If judges have the last word on who owns how many bitcoins why are you wasting all that electricity for? I thought it was to avoid relying on an authority...
My understanding is that decentralization helps avoid things like runaway inflation or banks deciding at will how much money they want to siphon off each transaction. If you are stealing someone else’s money, a court is not going to dismiss charges just because the transaction is not reversible according to the protocol of whatever cryptocurrency you used.
Decentralisation doesn't help with inflation, it only makes everything more expensive due to the extravagant cost of the consensus mechanism. Banks are already decentralised (should be obvious since there are many banks, not just one) and competition among banks is what prevents them from charging high fees.
> does not mean laws and courts no longer exist. You can steal someone’s bitcoins by hacking their wallet but you can still be ordered by a court to pay it back and/or face jail time.

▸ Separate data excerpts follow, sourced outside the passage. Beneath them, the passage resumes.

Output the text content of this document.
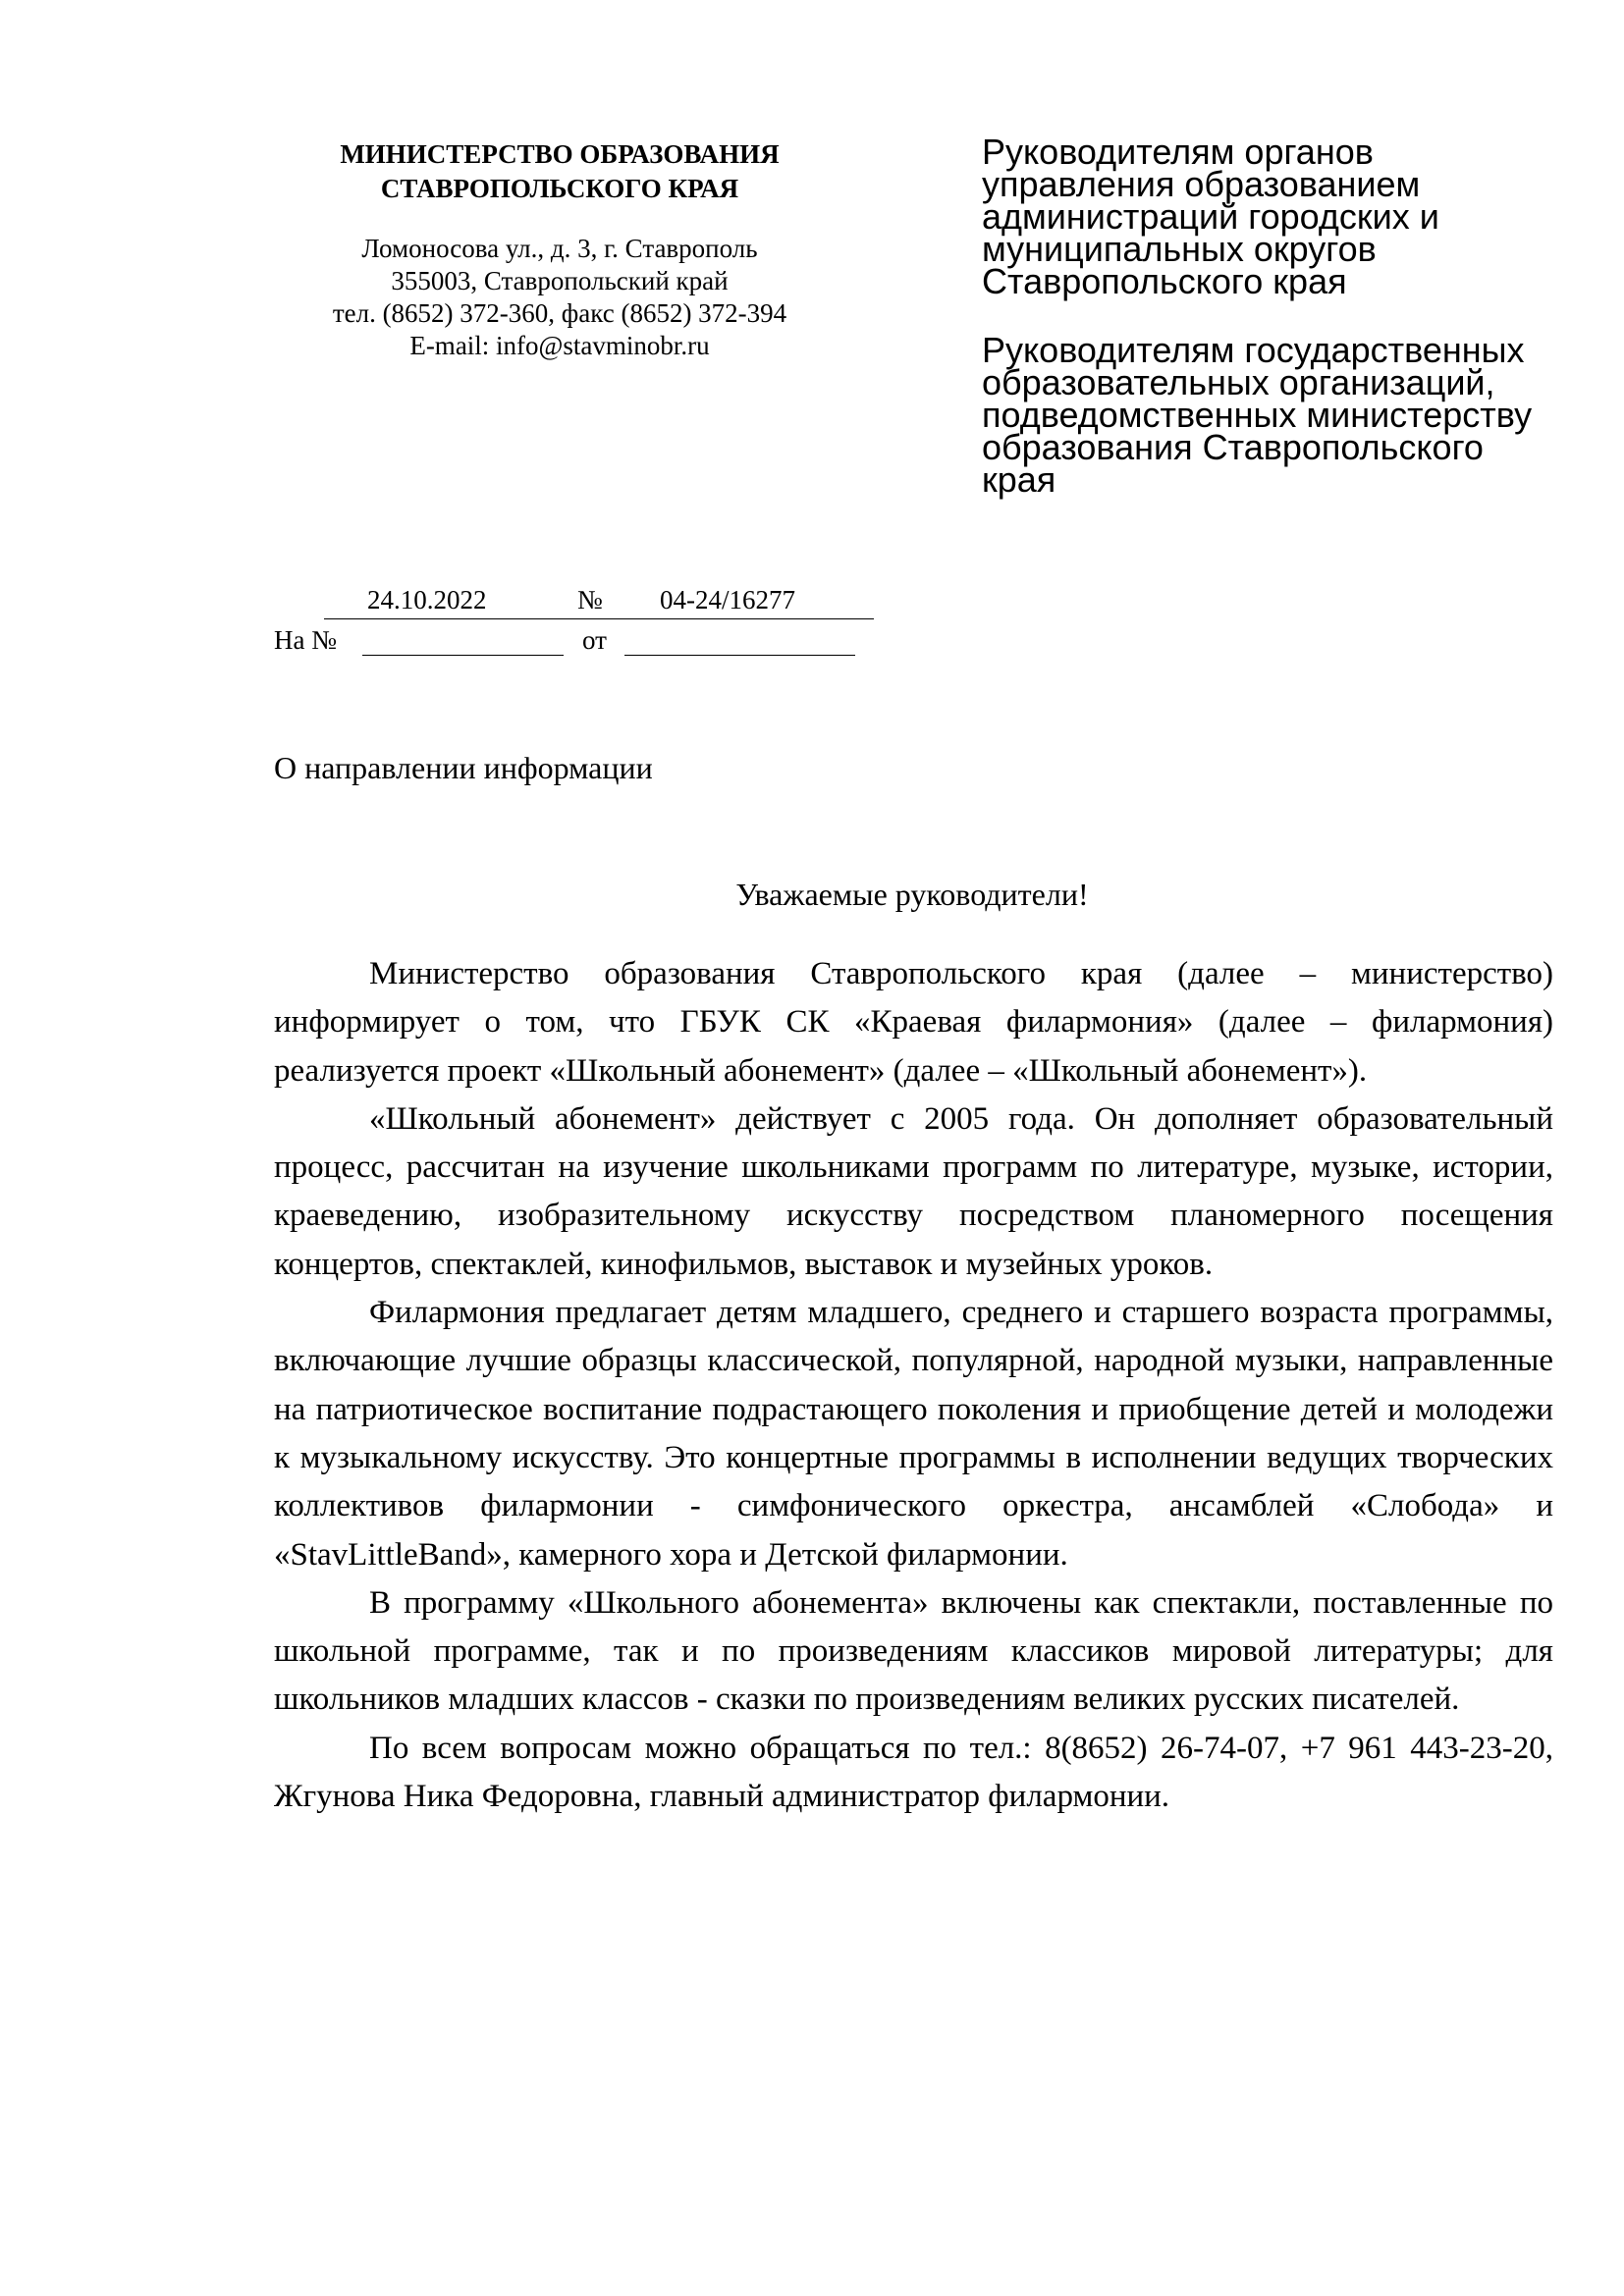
МИНИСТЕРСТВО ОБРАЗОВАНИЯ
СТАВРОПОЛЬСКОГО КРАЯ
Ломоносова ул., д. 3, г. Ставрополь
355003, Ставропольский край
тел. (8652) 372-360, факс (8652) 372-394
E-mail: info@stavminobr.ru
Руководителям органов
управления образованием
администраций городских и
муниципальных округов
Ставропольского края
Руководителям государственных
образовательных организаций,
подведомственных министерству
образования Ставропольского
края
24.10.2022	№ 04-24/16277
На №	от
О направлении информации
Уважаемые руководители!

Министерство образования Ставропольского края (далее – министерство) информирует о том, что ГБУК СК «Краевая филармония» (далее – филармония) реализуется проект «Школьный абонемент» (далее – «Школьный абонемент»).

«Школьный абонемент» действует с 2005 года. Он дополняет образовательный процесс, рассчитан на изучение школьниками программ по литературе, музыке, истории, краеведению, изобразительному искусству посредством планомерного посещения концертов, спектаклей, кинофильмов, выставок и музейных уроков.

Филармония предлагает детям младшего, среднего и старшего возраста программы, включающие лучшие образцы классической, популярной, народной музыки, направленные на патриотическое воспитание подрастающего поколения и приобщение детей и молодежи к музыкальному искусству. Это концертные программы в исполнении ведущих творческих коллективов филармонии - симфонического оркестра, ансамблей «Слобода» и «StavLittleBand», камерного хора и Детской филармонии.

В программу «Школьного абонемента» включены как спектакли, поставленные по школьной программе, так и по произведениям классиков мировой литературы; для школьников младших классов - сказки по произведениям великих русских писателей.

По всем вопросам можно обращаться по тел.: 8(8652) 26-74-07, +7 961 443-23-20, Жгунова Ника Федоровна, главный администратор филармонии.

I'm not aware of any court that would, for example, jail a Chinese citizen who stole virtual money of a US citizen? Are you?
Physical matter is decentralized but that doesn't give you a right to steal someone's gold without legal action.

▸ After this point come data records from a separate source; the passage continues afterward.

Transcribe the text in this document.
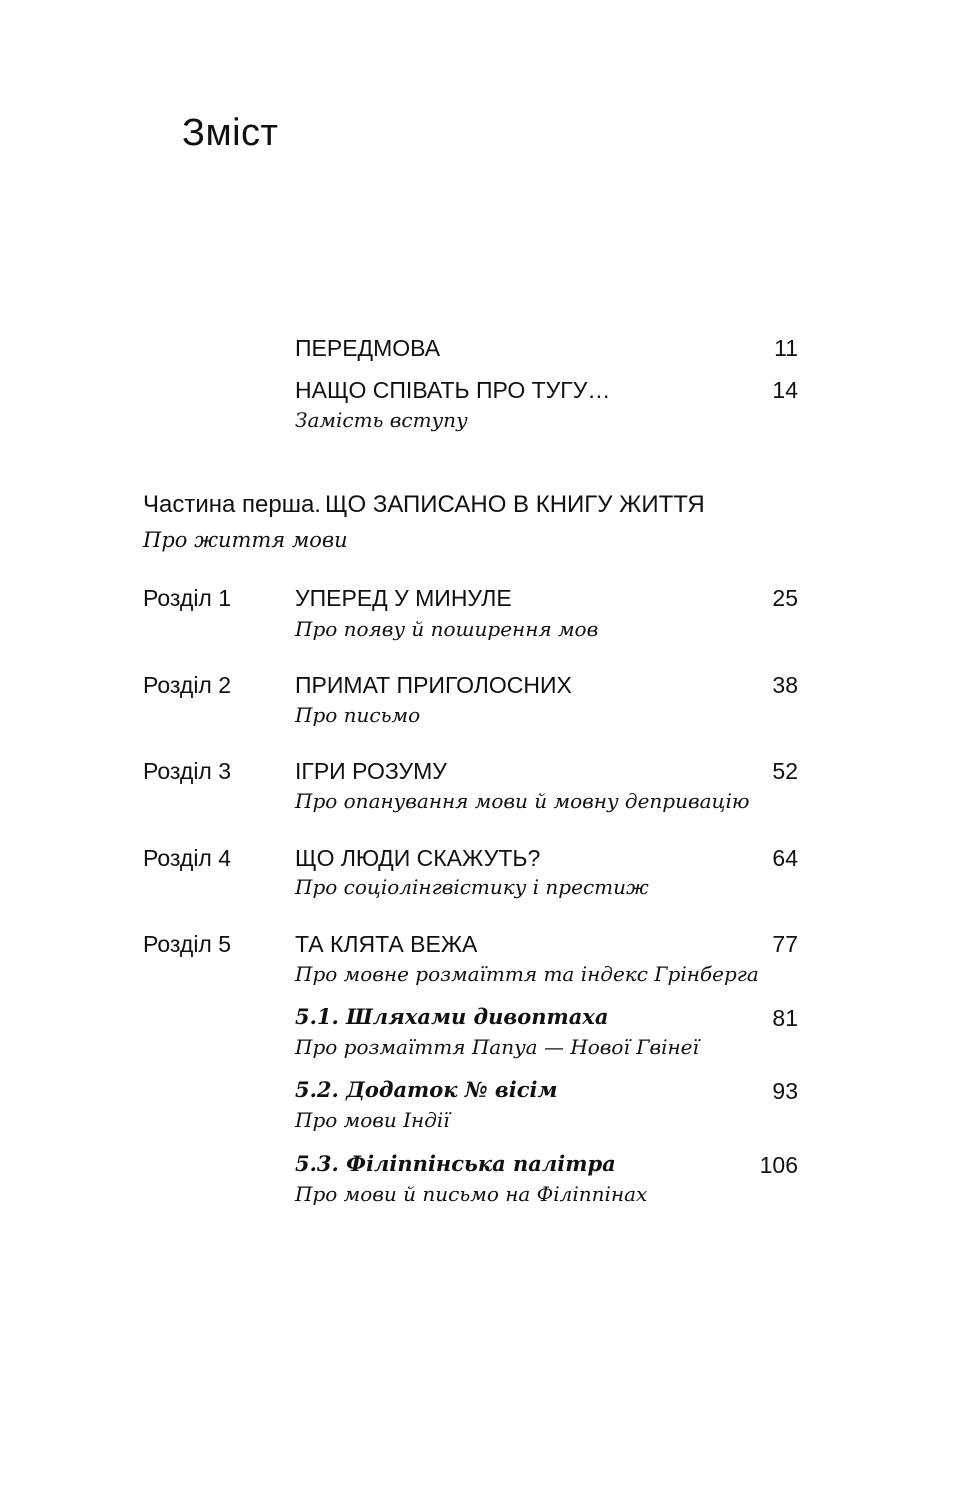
Зміст
ПЕРЕДМОВА	11
НАЩО СПІВАТЬ ПРО ТУГУ…	14
Замість вступу
Частина перша. ЩО ЗАПИСАНО В КНИГУ ЖИТТЯ
Про життя мови
Розділ 1	УПЕРЕД У МИНУЛЕ	25
Про появу й поширення мов
Розділ 2	ПРИМАТ ПРИГОЛОСНИХ	38
Про письмо
Розділ 3	ІГРИ РОЗУМУ	52
Про опанування мови й мовну депривацію
Розділ 4	ЩО ЛЮДИ СКАЖУТЬ?	64
Про соціолінгвістику і престиж
Розділ 5	ТА КЛЯТА ВЕЖА	77
Про мовне розмаїття та індекс Грінберга
5.1. Шляхами дивоптаха	81
Про розмаїття Папуа — Нової Гвінеї
5.2. Додаток № вісім	93
Про мови Індії
5.3. Філіппінська палітра	106
Про мови й письмо на Філіппінах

Decentralized systems have different benefits for different people. For instance, some people like to trade 24 hours without corporate middlemen stopping you from trading at night. That's not the same as avoiding legal authority.
No central authority within the system. Treating the hacked crypto as stolen property to report to a central authority who can use the threat of physical violence is not incongruent with the current defi system. Its a false dichotomy presented by those naive to the pros and cons of all this.
Ideally governance would also be done in a decentralized manner, but we’re not there yet.
It's completely incongruent. The whole point of "decentralized" is to avoid relying on a central authority, and the price to pay is inefficiency. But if you're relying on a central authority anyway, why be inefficient?